Stuart Brown goes from the animal kingdom –did you know animals who don’t play as adolescents often can’t distinguish between friend or foe?– to the human kingdom explaining how play helps solve problems through creativity, exercises fine and gross motor skills, and hones social connectedness.

So, if it does these great things for children, why do we need to keep play as adults? Well, play helps us humans form strong relationships. When we connect with someone on something that is important to us, i.e. reading, we feel closer to that person. And yes, reading is play. So is crocheting, playing video games, hiking, cycling, jewelry-making– any activity you enjoy, for yourself and no other reason, is play. Let’s go back to this reading example, shall we? Engaging in play with other humans allows us to feel closer. Isn’t one of the prominent things in searching for a significant other, finding someone who has similar interests as you? Say one of your play activities is reading and you find someone who also enjoys reading. BAM! You have something to talk about: books. Maybe you’re looking for a book club and they’re in one, or they’re looking for a blog to read and you write one (*ahem ahem ahem*) you’re now engaged in a mutual interest, or, play for short.

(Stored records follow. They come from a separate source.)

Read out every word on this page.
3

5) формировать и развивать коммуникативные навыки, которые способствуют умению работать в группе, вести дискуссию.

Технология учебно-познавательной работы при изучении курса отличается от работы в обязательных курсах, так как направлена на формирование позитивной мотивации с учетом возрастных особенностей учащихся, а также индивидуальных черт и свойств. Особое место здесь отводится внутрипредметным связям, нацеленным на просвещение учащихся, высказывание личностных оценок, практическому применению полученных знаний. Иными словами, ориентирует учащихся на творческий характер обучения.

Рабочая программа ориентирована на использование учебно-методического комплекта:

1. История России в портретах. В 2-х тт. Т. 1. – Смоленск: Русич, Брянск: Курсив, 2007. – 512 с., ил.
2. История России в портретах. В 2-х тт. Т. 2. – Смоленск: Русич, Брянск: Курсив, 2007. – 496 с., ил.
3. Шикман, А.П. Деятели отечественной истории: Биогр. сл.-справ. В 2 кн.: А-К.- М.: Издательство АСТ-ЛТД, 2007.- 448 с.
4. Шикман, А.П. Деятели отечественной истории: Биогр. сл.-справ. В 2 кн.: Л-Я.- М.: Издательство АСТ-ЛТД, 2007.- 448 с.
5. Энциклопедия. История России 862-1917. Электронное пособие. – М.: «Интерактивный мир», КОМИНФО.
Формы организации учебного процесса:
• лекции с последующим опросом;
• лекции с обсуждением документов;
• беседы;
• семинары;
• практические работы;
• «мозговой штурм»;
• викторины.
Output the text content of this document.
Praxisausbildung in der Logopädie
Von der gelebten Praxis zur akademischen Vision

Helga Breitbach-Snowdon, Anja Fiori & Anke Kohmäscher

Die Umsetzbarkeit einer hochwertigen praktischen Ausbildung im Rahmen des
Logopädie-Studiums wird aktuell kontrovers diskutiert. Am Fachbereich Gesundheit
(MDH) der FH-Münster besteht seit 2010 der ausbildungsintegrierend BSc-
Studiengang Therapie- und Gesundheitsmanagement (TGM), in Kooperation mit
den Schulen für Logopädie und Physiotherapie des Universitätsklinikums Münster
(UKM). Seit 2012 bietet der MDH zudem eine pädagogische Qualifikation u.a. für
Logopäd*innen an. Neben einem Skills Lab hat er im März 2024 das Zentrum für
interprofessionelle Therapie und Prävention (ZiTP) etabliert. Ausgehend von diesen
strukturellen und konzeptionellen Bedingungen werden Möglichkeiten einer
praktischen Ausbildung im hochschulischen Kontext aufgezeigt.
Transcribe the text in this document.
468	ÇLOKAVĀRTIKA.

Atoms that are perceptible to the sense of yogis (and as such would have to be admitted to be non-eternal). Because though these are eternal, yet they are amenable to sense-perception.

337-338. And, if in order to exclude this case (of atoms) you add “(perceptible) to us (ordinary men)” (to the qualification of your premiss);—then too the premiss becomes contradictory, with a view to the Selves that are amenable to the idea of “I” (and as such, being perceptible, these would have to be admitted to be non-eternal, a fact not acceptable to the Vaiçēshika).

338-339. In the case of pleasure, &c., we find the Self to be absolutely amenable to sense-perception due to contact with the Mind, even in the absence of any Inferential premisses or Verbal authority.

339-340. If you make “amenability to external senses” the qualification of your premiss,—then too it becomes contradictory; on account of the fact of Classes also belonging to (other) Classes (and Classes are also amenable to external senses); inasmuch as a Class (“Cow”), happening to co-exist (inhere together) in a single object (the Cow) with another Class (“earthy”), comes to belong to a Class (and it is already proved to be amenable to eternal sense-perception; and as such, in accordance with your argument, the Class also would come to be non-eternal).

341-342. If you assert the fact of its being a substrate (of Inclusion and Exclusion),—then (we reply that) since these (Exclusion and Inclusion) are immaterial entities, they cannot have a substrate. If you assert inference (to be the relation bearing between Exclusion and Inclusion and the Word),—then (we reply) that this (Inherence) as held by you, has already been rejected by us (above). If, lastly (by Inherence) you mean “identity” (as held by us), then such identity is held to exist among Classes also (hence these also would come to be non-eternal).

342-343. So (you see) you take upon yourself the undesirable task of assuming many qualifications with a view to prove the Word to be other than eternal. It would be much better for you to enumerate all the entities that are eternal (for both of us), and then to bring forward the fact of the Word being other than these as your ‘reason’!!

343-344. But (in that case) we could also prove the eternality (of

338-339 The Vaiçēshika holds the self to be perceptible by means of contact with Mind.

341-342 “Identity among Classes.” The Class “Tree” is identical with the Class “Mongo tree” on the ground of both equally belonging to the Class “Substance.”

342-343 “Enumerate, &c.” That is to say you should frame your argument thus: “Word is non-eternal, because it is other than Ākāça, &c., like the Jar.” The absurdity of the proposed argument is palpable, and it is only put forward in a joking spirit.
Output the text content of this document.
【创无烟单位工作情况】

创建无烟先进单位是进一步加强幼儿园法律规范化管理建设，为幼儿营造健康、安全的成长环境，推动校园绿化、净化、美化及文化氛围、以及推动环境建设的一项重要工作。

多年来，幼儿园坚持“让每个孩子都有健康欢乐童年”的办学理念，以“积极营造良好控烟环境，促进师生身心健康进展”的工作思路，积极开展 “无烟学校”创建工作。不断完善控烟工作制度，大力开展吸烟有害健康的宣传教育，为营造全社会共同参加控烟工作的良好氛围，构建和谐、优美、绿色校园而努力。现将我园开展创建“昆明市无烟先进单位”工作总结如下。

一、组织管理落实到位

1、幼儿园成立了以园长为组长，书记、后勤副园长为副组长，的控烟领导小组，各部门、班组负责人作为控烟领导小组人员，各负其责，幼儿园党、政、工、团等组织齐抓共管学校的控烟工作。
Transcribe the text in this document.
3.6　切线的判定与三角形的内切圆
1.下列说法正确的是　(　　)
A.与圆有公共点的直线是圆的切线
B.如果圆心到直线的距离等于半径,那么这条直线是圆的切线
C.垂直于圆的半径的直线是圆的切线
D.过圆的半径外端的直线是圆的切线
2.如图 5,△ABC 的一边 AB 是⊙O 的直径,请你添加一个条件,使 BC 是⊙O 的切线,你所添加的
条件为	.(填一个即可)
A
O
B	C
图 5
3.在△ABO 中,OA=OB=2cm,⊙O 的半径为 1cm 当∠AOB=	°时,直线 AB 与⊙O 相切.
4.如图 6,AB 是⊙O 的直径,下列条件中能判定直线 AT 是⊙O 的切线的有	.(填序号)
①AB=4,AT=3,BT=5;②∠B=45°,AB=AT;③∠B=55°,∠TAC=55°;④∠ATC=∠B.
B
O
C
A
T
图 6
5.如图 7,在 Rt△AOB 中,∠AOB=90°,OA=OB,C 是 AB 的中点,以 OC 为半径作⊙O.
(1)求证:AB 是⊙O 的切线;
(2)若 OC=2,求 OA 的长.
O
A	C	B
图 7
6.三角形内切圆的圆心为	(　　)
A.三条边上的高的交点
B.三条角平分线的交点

So here you are, an adult, and you’re playing. Great! You’re now spending one hour before bed reading. Or two hours on the weekend hiking, awesome! But you still have that business part in your brain, maybe it’s left over from school, telling you how to better spend your time. That is if you’ve even decided to start doing something fun for yourself because you can. Maybe you haven’t. That’s cool, no hard feelings. I obviously haven’t talked up play well enough. My brain works on fun, whatever sounds fun to me, I’m up for it. But, maybe you don’t work on fun, maybe you work on production. Shawn Achor, speaker of this amazing TED Talk, tells us all about how happiness increases production. That’s right! The happier you are, the better work you produce, and the better work you produce, the more successful you are in the work place. See, being successful doesn’t breed happiness, happiness breeds success. You goose! You had it backwards! I’ve heard many an artist say they create better work when they are in a safe, secure, happy place in their lives, not when they’re brooding and life looks bleak. The same, as it turns out, goes for business people. Better work is created when you’re in a happier mood. You know what’ll get you in a happy mood? Playing. Watch cartoons! Play fetch with your dog! Did you used to play an instrument? Pick it up! Nothing is greater than the gift of creating music. If you used to play, you know I’m right.

Don’t know where to start? Go back to when you were a kid. What did you used to love doing? Dancing? Playing pretend? Painting? Making mud pies? Dude! Take a dance class or just dance in your underwear! Write a short story, a screen play, a tweet. Paint! Bake! (If you bake we’ll be real good friends. I’ll be your taste-tester and everything. I’m here for you.) ANOTHER great TED Talk is this one by my absolute favorite speaker, Sir Ken Robinson (that’s right ya’ll, he’s knighted). Don’t let the title fool you, what he’s going to talk about is the choreographer of Cats. Easy there tiger, it’s not what you think. He’s going to talk about who she was when she was a kid. A kid who couldn’t seem to sit still, back in an age when, “ADHD didn’t exist. People didn’t know you could have that,” as Sir Ken says. She went through a series of tests done by a doctor, who took her mom aside and switched the radio on before he left the room. What did he tell her mother? “There’s nothing wrong with your child. She’s a dancer. Enroll her in a dance school.” And her mother did. Because there was nothing wrong with not being able to sit still. There was nothing wrong with wanting to be a dancer. She was given permission as a child to be who she is. And who she is, is a dancer. She wasn’t told to “get a real job” or that she’d “starve” or maybe she was told those things, but it was clear those words didn’t come from her parents. Because they saw she had the potential to be a dancer, and she became one. That skillset, that need to move, to paint, to run, is still there. You just gotta let it breathe. Give those childlike parts of you a chance to resurface. They are important. They’re a part of who you are, how could they not be important? They lasted this long didn’t they? Give yourself a chance to play.